Moody's sign on 7 World Trade Center tower in New York
A Moody's sign on the 7 World Trade Center tower is photographed in New York August 2, 2011. REUTERS

U.S. and European investment banks may face headline risk again from downgrades of their credit ratings when Moody's Investors Service Inc. issues its next ratings review, Nomura Securities warned Monday.

In a research note to clients, Nomura analyst Glenn Schorr said, "Average rating for large capital markets firms could slip to Baa range." That's just one notch above non-investment-grade, or "junk" status.

Moody's is expected to conclude the pending rating reviews between the week of March 26 and the week of May 14.

On Feb. 15, Moody's announced a ratings review of 17 banks and securities firms with global capital markets. Similar to what Standard & Poor's Ratings Services did with its revised bank rating methodology change, Moody's will reassess the ratings given the challenges that the global investment banks face.

"While capital, liquidity, and leverage are all in better shape, the economy is healing and the banks just passed a severe stress test, Moody's feels the business just isn't as good as they used to think," Schorr said.

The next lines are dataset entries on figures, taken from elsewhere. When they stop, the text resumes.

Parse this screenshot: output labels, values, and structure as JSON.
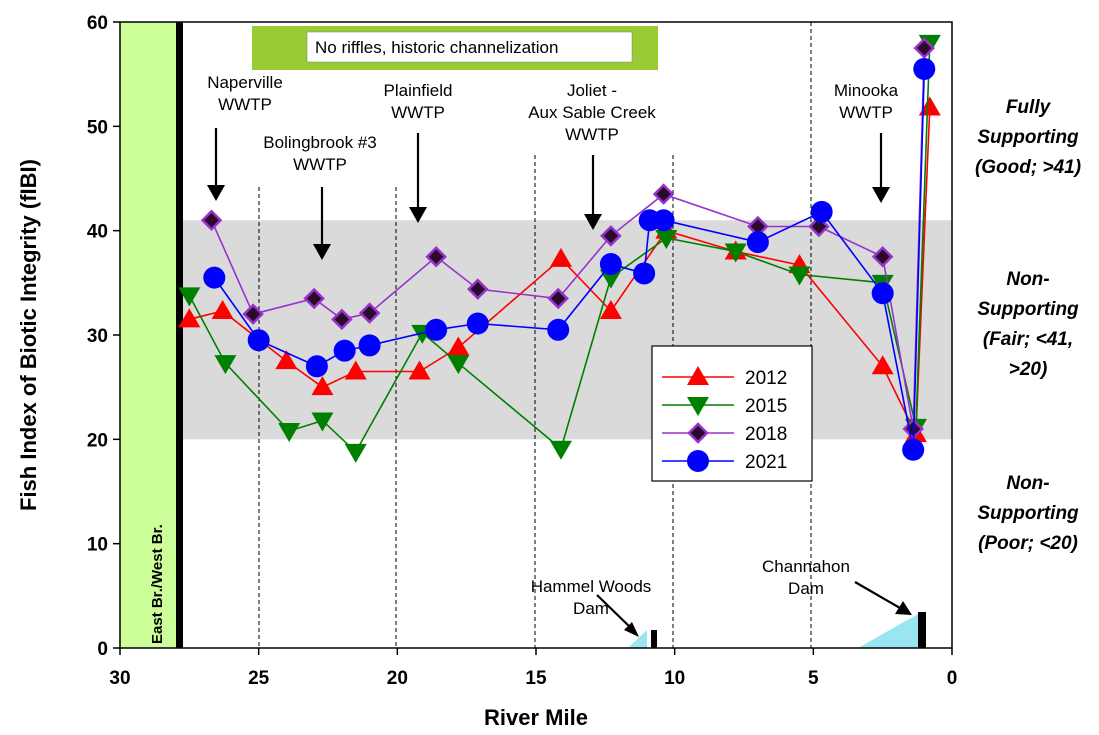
{
  "chart_data": {
    "type": "line",
    "xlabel": "River Mile",
    "ylabel": "Fish Index of Biotic Integrity (fIBI)",
    "xlim": [
      30,
      0
    ],
    "ylim": [
      0,
      60
    ],
    "x_axis_reversed": true,
    "xticks": [
      30,
      25,
      20,
      15,
      10,
      5,
      0
    ],
    "yticks": [
      0,
      10,
      20,
      30,
      40,
      50,
      60
    ],
    "grid": false,
    "legend_position": "center-right",
    "shaded_band": [
      20,
      41
    ],
    "series": [
      {
        "name": "2012",
        "color": "#ff0000",
        "marker": "triangle-up",
        "points": [
          [
            27.5,
            31.5
          ],
          [
            26.3,
            32.3
          ],
          [
            24.0,
            27.5
          ],
          [
            22.7,
            25.0
          ],
          [
            21.5,
            26.5
          ],
          [
            19.2,
            26.5
          ],
          [
            17.8,
            28.8
          ],
          [
            14.1,
            37.3
          ],
          [
            12.3,
            32.3
          ],
          [
            10.3,
            40.0
          ],
          [
            7.8,
            38.0
          ],
          [
            5.5,
            36.7
          ],
          [
            2.5,
            27.0
          ],
          [
            1.3,
            20.5
          ],
          [
            0.8,
            51.8
          ]
        ]
      },
      {
        "name": "2015",
        "color": "#008000",
        "marker": "triangle-down",
        "points": [
          [
            27.5,
            33.8
          ],
          [
            26.2,
            27.3
          ],
          [
            23.9,
            20.8
          ],
          [
            22.7,
            21.8
          ],
          [
            21.5,
            18.8
          ],
          [
            19.1,
            30.2
          ],
          [
            17.8,
            27.3
          ],
          [
            14.1,
            19.1
          ],
          [
            12.3,
            35.5
          ],
          [
            10.3,
            39.3
          ],
          [
            7.8,
            38.0
          ],
          [
            5.5,
            35.8
          ],
          [
            2.5,
            35.0
          ],
          [
            1.3,
            21.2
          ],
          [
            0.8,
            58.0
          ]
        ]
      },
      {
        "name": "2018",
        "color": "#9932cc",
        "marker": "diamond",
        "points": [
          [
            26.7,
            41.0
          ],
          [
            25.2,
            32.0
          ],
          [
            23.0,
            33.5
          ],
          [
            22.0,
            31.5
          ],
          [
            21.0,
            32.1
          ],
          [
            18.6,
            37.5
          ],
          [
            17.1,
            34.4
          ],
          [
            14.2,
            33.5
          ],
          [
            12.3,
            39.5
          ],
          [
            10.4,
            43.5
          ],
          [
            7.0,
            40.4
          ],
          [
            4.8,
            40.4
          ],
          [
            2.5,
            37.5
          ],
          [
            1.4,
            21.0
          ],
          [
            1.0,
            57.5
          ]
        ]
      },
      {
        "name": "2021",
        "color": "#0000ff",
        "marker": "circle",
        "points": [
          [
            26.6,
            35.5
          ],
          [
            25.0,
            29.5
          ],
          [
            22.9,
            27.0
          ],
          [
            21.9,
            28.5
          ],
          [
            21.0,
            29.0
          ],
          [
            18.6,
            30.5
          ],
          [
            17.1,
            31.1
          ],
          [
            14.2,
            30.5
          ],
          [
            12.3,
            36.8
          ],
          [
            11.1,
            35.9
          ],
          [
            10.9,
            41.0
          ],
          [
            10.4,
            41.0
          ],
          [
            7.0,
            38.9
          ],
          [
            4.7,
            41.8
          ],
          [
            2.5,
            34.0
          ],
          [
            1.4,
            19.0
          ],
          [
            1.0,
            55.5
          ]
        ]
      }
    ],
    "annotations": {
      "banner": "No riffles, historic channelization",
      "naperville": [
        "Naperville",
        "WWTP"
      ],
      "bolingbrook": [
        "Bolingbrook #3",
        "WWTP"
      ],
      "plainfield": [
        "Plainfield",
        "WWTP"
      ],
      "joliet": [
        "Joliet -",
        "Aux Sable Creek",
        "WWTP"
      ],
      "minooka": [
        "Minooka",
        "WWTP"
      ],
      "hammel": [
        "Hammel Woods",
        "Dam"
      ],
      "channahon": [
        "Channahon",
        "Dam"
      ],
      "branch": "East Br./West Br."
    },
    "zones": {
      "good": [
        "Fully",
        "Supporting",
        "(Good; >41)"
      ],
      "fair": [
        "Non-",
        "Supporting",
        "(Fair; <41,",
        ">20)"
      ],
      "poor": [
        "Non-",
        "Supporting",
        "(Poor; <20)"
      ]
    }
  }
}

For the U.S. firms, Moody's has said Bank of America Corp. (NYSE: BAC), Citigroup Inc. (NYSE: C) and Morgan Stanley (NYSE: MS) could see long-term ratings lowered to Baa2, while Goldman Sachs Group Inc. (NYSE: GS) and J.P. Morgan Chase & Co. (NYSE: JPM) could see their ratings fall to AAA and AA, respectively.

Lower credit ratings and perceived higher risk since the 2008 financial crisis could lead to higher funding costs for the large investment banks.

Eventually, Schorr said, "banks and brokers will likely need to find ways to pass along at least some of the higher funding costs to their customers."

Nomura also warned the stocks of these big banks could slip when Moody's potential downgrades occur.

On Nov. 29, 2011, the day S&P downgraded the five large banks -- Bank of America, Citi, Morgan Stanley, Goldman Sachs and JPMorgan -- their stocks fell 2 percent on average, while the S&P 500 closed up 0.2 percent.

"If history is any guide, the universal bank and broker stocks could decline in the range of 2 percent to 5 percent when the Moody's downgrades occur," Schorr said.

In Monday's morning trading, Bank of America Corp. (NYSE: BAC) shares regained the $10 mark and extended its gain to 79 percent so far this year; Goldman Sachs Group Inc. (NYSE: GS) climbed $1.40, to $124.33 a share; Citigroup Inc. (NYSE: C) rose 2.26 percent, to $37.52 a share; Morgan Stanley (NYSE: MS) was up 1.13 percent, to $19.75 a share; And JPMorgan Chase & Co. (NYSE: JPM) added 7 cents to $44.64 a share.